Charles Henry Cowley VC

b. 21/02/1879 Baghdad, Iraq. d. 25/04/1916 Iraq.

Charles Henry Cowley (1879-1916) was born in Baghdad, Mesopotamia (now Iraq) on 21st February 1872, the eldest of ten children, to Henry Vereker Cowley, senior captain of the London-registered Euphrates and Tigris Steamship Navigation Company, which had been established by Lynch Brothers in 1840, and Mary Elizabeth (nee Holland). His mother was half Armenian, the daughter of a former Indian Navy officer and a refugee from Persia.

Charles H Cowley VC

He was educated in Liverpool, joining the training ship HMS Worcester as a cadet in January 1885. An able student, he gained a first class extra and ordinary certificate and was apprenticed, in July 1888 to McDiarmid & Co. Four years later, after the death of his father, 20-year-old Cowley returned to Baghdad. He took over the finances and joined the Lynch Brothers.

By 1914, he was the steamship company’s senior captain. When war broke out between Britain and Turkey in November, he was directed by Lynch Brothers to take a steamer from Basra to Baghdad to evacuate all British nationals who wished to leave. In command of the steamer Mejiedieh, without military rank, he played a vital role, delivering troops and artillery to points along the Tigris and Euphrates. In December 1914 the Turks, who had condemned him to death, sent him a message declaring him a “pirate”. Cowley continued to defy the Turkish threats and help the war effort against the Turks.

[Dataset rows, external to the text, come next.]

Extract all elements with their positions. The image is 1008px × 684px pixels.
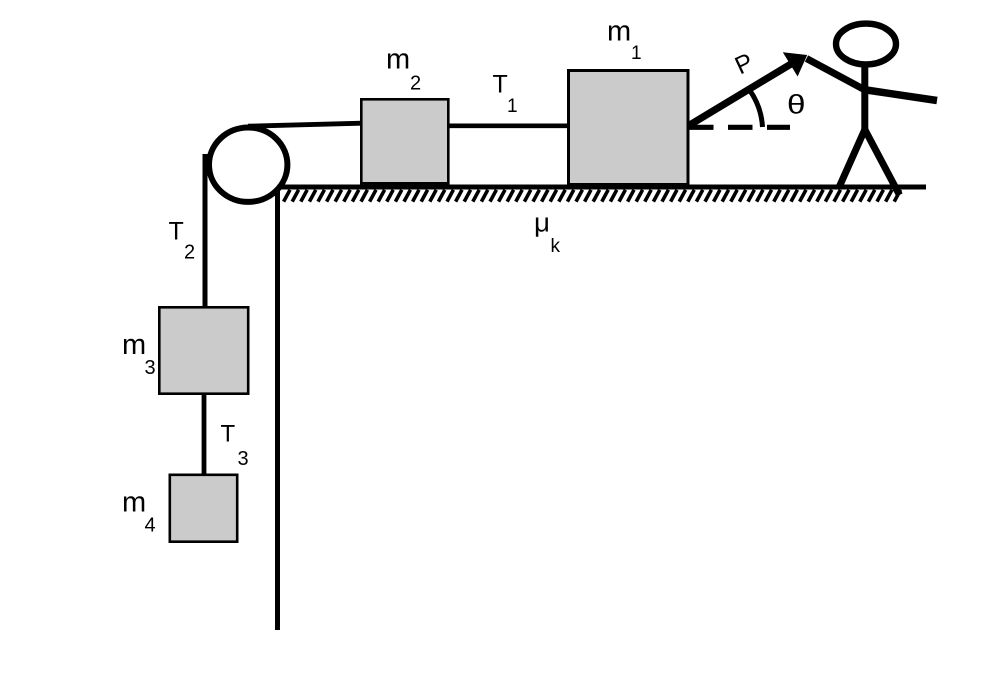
block m2 bbox=[361, 99, 448, 183]
rope T2 segment (pulley to block m3) bbox=[203, 154, 208, 308]
pulley bbox=[209, 128, 287, 202]
svg-text:3: 3 bbox=[238, 448, 249, 470]
svg-text:P: P bbox=[731, 48, 758, 80]
svg-text:2: 2 bbox=[410, 73, 421, 95]
svg-text:T: T bbox=[493, 71, 508, 99]
svg-text:μ: μ bbox=[534, 208, 550, 238]
svg-text:k: k bbox=[551, 236, 561, 257]
block m4 bbox=[170, 475, 237, 542]
block m3 bbox=[159, 307, 248, 393]
stick figure left arm bbox=[807, 59, 867, 91]
table hatching bbox=[284, 190, 901, 202]
svg-text:m: m bbox=[122, 486, 146, 518]
rope T1 between m2 and m1 bbox=[448, 124, 569, 129]
svg-text:θ: θ bbox=[787, 90, 806, 120]
dashed horizontal reference line bbox=[689, 125, 790, 130]
rope hanging from pulley right side bbox=[275, 185, 280, 630]
stick figure right leg bbox=[864, 128, 900, 195]
force arrow P head bbox=[783, 52, 807, 76]
svg-text:4: 4 bbox=[145, 514, 156, 536]
rope from pulley top to block m2 bbox=[248, 123, 362, 126]
force arrow P shaft bbox=[689, 64, 792, 126]
rope T3 between m3 and m4 bbox=[202, 393, 207, 475]
svg-text:m: m bbox=[122, 329, 146, 361]
stick figure left leg bbox=[839, 128, 866, 189]
svg-text:3: 3 bbox=[145, 357, 156, 379]
svg-text:m: m bbox=[386, 44, 410, 76]
svg-text:2: 2 bbox=[184, 242, 195, 264]
svg-text:T: T bbox=[221, 421, 236, 448]
angle arc bbox=[750, 90, 763, 127]
stick figure right arm bbox=[863, 90, 937, 101]
svg-text:1: 1 bbox=[631, 43, 642, 64]
svg-text:T: T bbox=[169, 218, 184, 246]
svg-text:m: m bbox=[607, 15, 631, 47]
svg-text:1: 1 bbox=[507, 96, 518, 117]
stick figure head bbox=[836, 24, 896, 65]
table surface line bbox=[278, 185, 926, 190]
block m1 bbox=[569, 71, 689, 185]
stick figure body bbox=[861, 64, 868, 131]
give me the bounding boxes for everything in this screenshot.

By the autumn of 1915, Cowley had become a persistent thorn in the side of the Turks. An attempt was made on his life, when an assassin boarded the Mejiedieh and stabbed Captain Wingate, who was sleeping in the bed normally slept in by Cowley.

On the night of 24th April/25th April 1916 in Mesopotamia, an attempt was made to reprovision the force besieged at Kut-el-Amara. Lieutenant-Commander Cowley, with a lieutenant (Humphrey Osbaldston Brooke Firman VC) (commanding SS Julnar), a sub-lieutenant and 12 ratings, started off with 210 tons of stores up the River Tigris. Unfortunately Julnar was attacked almost at once by Turkish machine-guns and artillery. At Magasis, steel hawsers stretched across the river halted the expedition, the enemy opened fire at point-blank range and Julnar’s bridge was smashed. Julnar’s commander Firman VC was killed, also several of his crew; Lieutenant-Commander Cowley was taken prisoner with the other survivors and almost certainly executed by the Turks.

Cowley’s body was said to have been buried at Fallahiya near the scene of his murder, although no grave was ever found. His VC was presented to his mother by Rear Admiral Drury Wake, Senior Naval Officer, Persian Gulf, in Basra, on 25th August 1917, by which time she was well aware of the rumours surrounding her son’s death. Investigations continued until 1920, when it was wound up. No one was ever prosecuted for the murder of the “Pirate of Basra”. He is commemorated on the Basra Memorial. His medal is not publicly held.